The 2006 documentary Cocaine Cowboys put Miami filmmakers Billy Corben and Alfred Spellman (and their company, Rakontur) on the international map. The movie was a favorite on the festival circuit, as well as with audiences who usually wouldn’t come near a “documentary,” per se.
This was largely due to its sexy/violent subject matter; the film traced the rise of the cocaine trade in Miami during the ’70s and ’80s. It was like Scarface come to life, with zippy editing, period-appropriate (slightly cheesy-on-purpose) graphics, and a Jan Hammer soundtrack that kept things moving.
In the wake of its success, Rakontur has so far continued its dedication to telling real Miami stories.

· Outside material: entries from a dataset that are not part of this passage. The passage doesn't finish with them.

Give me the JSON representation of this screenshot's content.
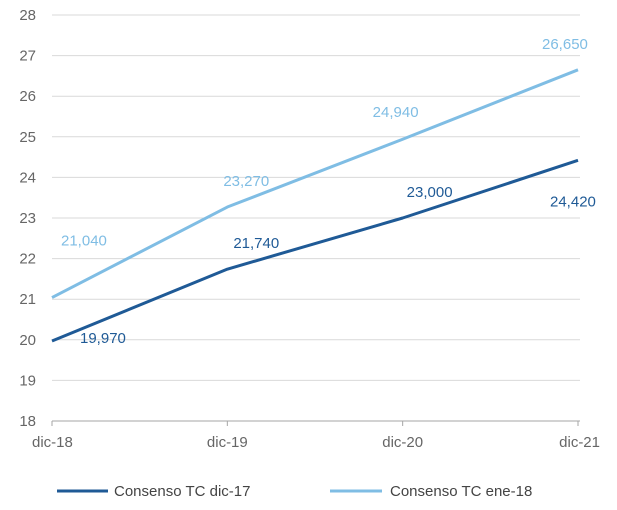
{
  "chart_data": {
    "type": "line",
    "categories": [
      "dic-18",
      "dic-19",
      "dic-20",
      "dic-21"
    ],
    "ylim": [
      18,
      28
    ],
    "yticks": [
      18,
      19,
      20,
      21,
      22,
      23,
      24,
      25,
      26,
      27,
      28
    ],
    "grid": true,
    "legend_position": "bottom",
    "series": [
      {
        "name": "Consenso TC dic-17",
        "color": "#1f5a96",
        "values": [
          19.97,
          21.74,
          23.0,
          24.42
        ],
        "labels": [
          "19,970",
          "21,740",
          "23,000",
          "24,420"
        ]
      },
      {
        "name": "Consenso TC ene-18",
        "color": "#7fbde4",
        "values": [
          21.04,
          23.27,
          24.94,
          26.65
        ],
        "labels": [
          "21,040",
          "23,270",
          "24,940",
          "26,650"
        ]
      }
    ]
  }
}
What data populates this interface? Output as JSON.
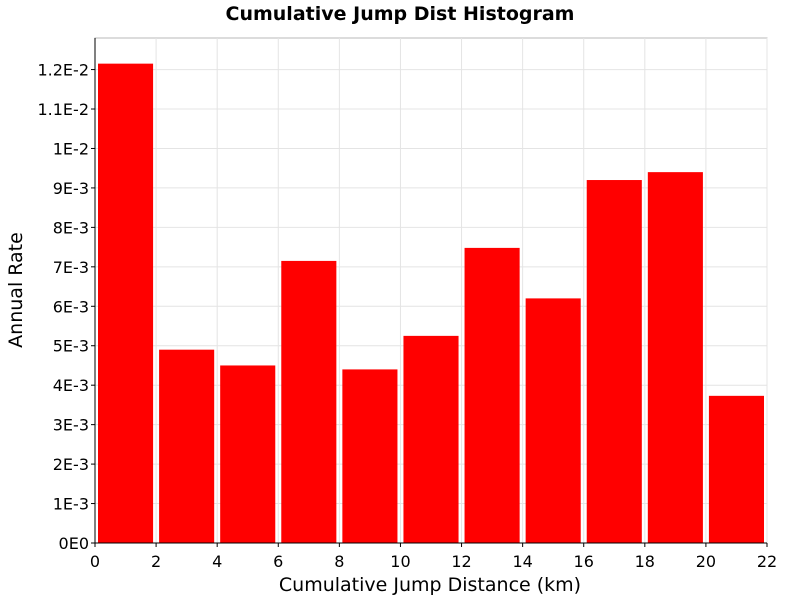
{
  "chart_data": {
    "type": "bar",
    "title": "Cumulative Jump Dist Histogram",
    "xlabel": "Cumulative Jump Distance (km)",
    "ylabel": "Annual Rate",
    "xlim": [
      0,
      22
    ],
    "ylim": [
      0,
      0.0128
    ],
    "x_ticks": [
      0,
      2,
      4,
      6,
      8,
      10,
      12,
      14,
      16,
      18,
      20,
      22
    ],
    "x_tick_labels": [
      "0",
      "2",
      "4",
      "6",
      "8",
      "10",
      "12",
      "14",
      "16",
      "18",
      "20",
      "22"
    ],
    "y_ticks": [
      0,
      0.001,
      0.002,
      0.003,
      0.004,
      0.005,
      0.006,
      0.007,
      0.008,
      0.009,
      0.01,
      0.011,
      0.012
    ],
    "y_tick_labels": [
      "0E0",
      "1E-3",
      "2E-3",
      "3E-3",
      "4E-3",
      "5E-3",
      "6E-3",
      "7E-3",
      "8E-3",
      "9E-3",
      "1E-2",
      "1.1E-2",
      "1.2E-2"
    ],
    "grid": true,
    "bar_color": "#ff0000",
    "bins": [
      {
        "x_start": 0,
        "x_end": 2,
        "value": 0.01215
      },
      {
        "x_start": 2,
        "x_end": 4,
        "value": 0.0049
      },
      {
        "x_start": 4,
        "x_end": 6,
        "value": 0.0045
      },
      {
        "x_start": 6,
        "x_end": 8,
        "value": 0.00715
      },
      {
        "x_start": 8,
        "x_end": 10,
        "value": 0.0044
      },
      {
        "x_start": 10,
        "x_end": 12,
        "value": 0.00525
      },
      {
        "x_start": 12,
        "x_end": 14,
        "value": 0.00748
      },
      {
        "x_start": 14,
        "x_end": 16,
        "value": 0.0062
      },
      {
        "x_start": 16,
        "x_end": 18,
        "value": 0.0092
      },
      {
        "x_start": 18,
        "x_end": 20,
        "value": 0.0094
      },
      {
        "x_start": 20,
        "x_end": 22,
        "value": 0.00373
      }
    ]
  }
}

Recently, that included The U, about the University of Miami’s troubled but famous football program, which aired nationally on ESPN.

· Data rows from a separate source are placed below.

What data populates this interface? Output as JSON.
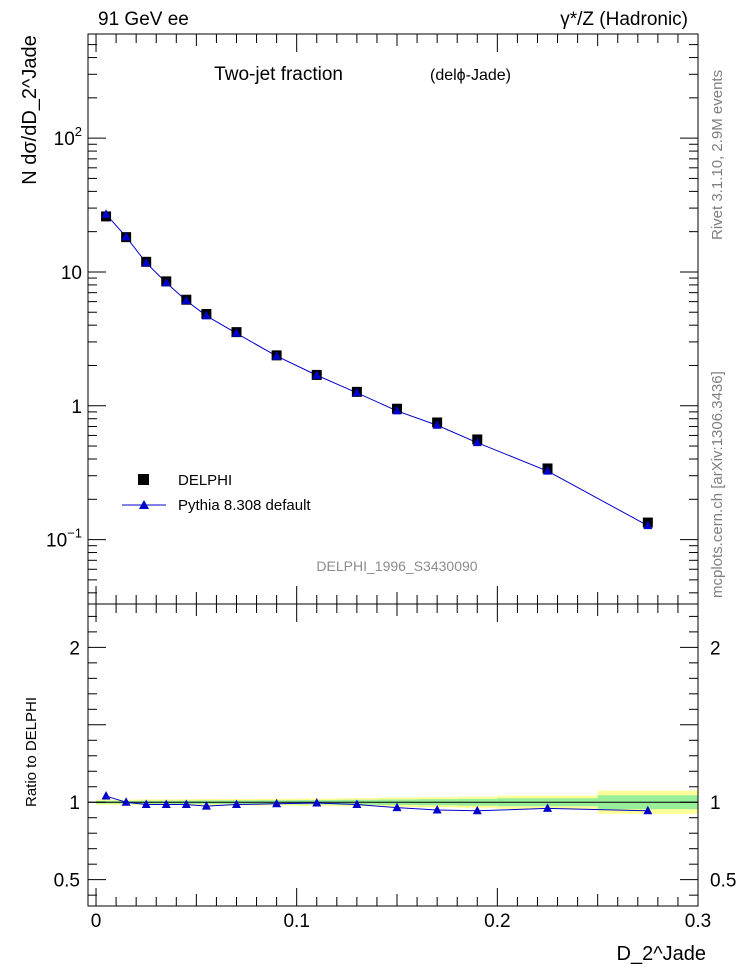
{
  "header": {
    "left": "91 GeV ee",
    "right": "γ*/Z (Hadronic)"
  },
  "side_labels": {
    "rivet": "Rivet 3.1.10, 2.9M events",
    "mcplots": "mcplots.cern.ch [arXiv:1306.3436]"
  },
  "chart_data": [
    {
      "type": "scatter",
      "title": "Two-jet fraction",
      "subtitle": "(delϕ-Jade)",
      "watermark": "DELPHI_1996_S3430090",
      "ylabel": "N dσ/dD_2^Jade",
      "yscale": "log",
      "ylim": [
        0.033,
        600
      ],
      "xlim": [
        -0.004,
        0.3
      ],
      "legend_position": "bottom-left",
      "y_ticks": [
        {
          "value": 0.1,
          "label": "10^-1"
        },
        {
          "value": 1,
          "label": "1"
        },
        {
          "value": 10,
          "label": "10"
        },
        {
          "value": 100,
          "label": "10^2"
        }
      ],
      "x": [
        0.005,
        0.015,
        0.025,
        0.035,
        0.045,
        0.055,
        0.07,
        0.09,
        0.11,
        0.13,
        0.15,
        0.17,
        0.19,
        0.225,
        0.275
      ],
      "series": [
        {
          "name": "DELPHI",
          "marker": "square",
          "color": "#000000",
          "values": [
            26.0,
            18.2,
            11.9,
            8.5,
            6.2,
            4.85,
            3.55,
            2.38,
            1.7,
            1.27,
            0.95,
            0.75,
            0.56,
            0.34,
            0.134
          ]
        },
        {
          "name": "Pythia 8.308 default",
          "marker": "triangle",
          "color": "#0000cc",
          "values": [
            27.0,
            18.3,
            11.7,
            8.3,
            6.1,
            4.7,
            3.48,
            2.35,
            1.69,
            1.25,
            0.915,
            0.715,
            0.53,
            0.325,
            0.127
          ]
        }
      ]
    },
    {
      "type": "line",
      "ylabel": "Ratio to DELPHI",
      "xlabel": "D_2^Jade",
      "ylim": [
        0.33,
        2.28
      ],
      "xlim": [
        -0.004,
        0.3
      ],
      "y_ticks": [
        {
          "value": 0.5,
          "label": "0.5"
        },
        {
          "value": 1,
          "label": "1"
        },
        {
          "value": 2,
          "label": "2"
        }
      ],
      "x_ticks": [
        {
          "value": 0,
          "label": "0"
        },
        {
          "value": 0.1,
          "label": "0.1"
        },
        {
          "value": 0.2,
          "label": "0.2"
        },
        {
          "value": 0.3,
          "label": "0.3"
        }
      ],
      "bins": [
        {
          "lo": 0.0,
          "hi": 0.01,
          "yellow": 0.017,
          "green": 0.009
        },
        {
          "lo": 0.01,
          "hi": 0.02,
          "yellow": 0.017,
          "green": 0.009
        },
        {
          "lo": 0.02,
          "hi": 0.03,
          "yellow": 0.018,
          "green": 0.01
        },
        {
          "lo": 0.03,
          "hi": 0.04,
          "yellow": 0.018,
          "green": 0.01
        },
        {
          "lo": 0.04,
          "hi": 0.05,
          "yellow": 0.019,
          "green": 0.011
        },
        {
          "lo": 0.05,
          "hi": 0.06,
          "yellow": 0.02,
          "green": 0.012
        },
        {
          "lo": 0.06,
          "hi": 0.08,
          "yellow": 0.021,
          "green": 0.012
        },
        {
          "lo": 0.08,
          "hi": 0.1,
          "yellow": 0.022,
          "green": 0.013
        },
        {
          "lo": 0.1,
          "hi": 0.12,
          "yellow": 0.024,
          "green": 0.014
        },
        {
          "lo": 0.12,
          "hi": 0.14,
          "yellow": 0.026,
          "green": 0.016
        },
        {
          "lo": 0.14,
          "hi": 0.16,
          "yellow": 0.03,
          "green": 0.018
        },
        {
          "lo": 0.16,
          "hi": 0.18,
          "yellow": 0.033,
          "green": 0.02
        },
        {
          "lo": 0.18,
          "hi": 0.2,
          "yellow": 0.036,
          "green": 0.022
        },
        {
          "lo": 0.2,
          "hi": 0.25,
          "yellow": 0.043,
          "green": 0.026
        },
        {
          "lo": 0.25,
          "hi": 0.3,
          "yellow": 0.075,
          "green": 0.045
        }
      ],
      "x": [
        0.005,
        0.015,
        0.025,
        0.035,
        0.045,
        0.055,
        0.07,
        0.09,
        0.11,
        0.13,
        0.15,
        0.17,
        0.19,
        0.225,
        0.275
      ],
      "series": [
        {
          "name": "Pythia 8.308 default",
          "color": "#0000cc",
          "values": [
            1.04,
            1.0,
            0.985,
            0.985,
            0.985,
            0.975,
            0.985,
            0.99,
            0.995,
            0.985,
            0.965,
            0.95,
            0.945,
            0.96,
            0.945
          ]
        }
      ]
    }
  ]
}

What has everyone most excited now though is its latest full-length film, Square Grouper. Again, it examines the drug trade in and around Miami, but this time it’s the earlier, more easy-going, pre-coke marijuana era. Like Cocaine Cowboys, it takes a wider-sweeping, almost sociological view of the surrounding societal conditions.
This one, for instance, begins with a focus on the Ethiopian Zion Coptic church, an old fringe Miami group that blended hippie-ish Rasta practices with rather hardcore Christianity. They smoked weed but also sold it, and the examination thereof leads to the chain of events that propels the rest of the documentary.
Vintage footage and modern-day interviews, just as with Cocaine Cowboys, round everything out for another entertaining, balanced creation that’s fast becoming another favorite. Square Grouper is currently making the college and festival circuit, and current screening dates can be found at squaregroupermovie.com.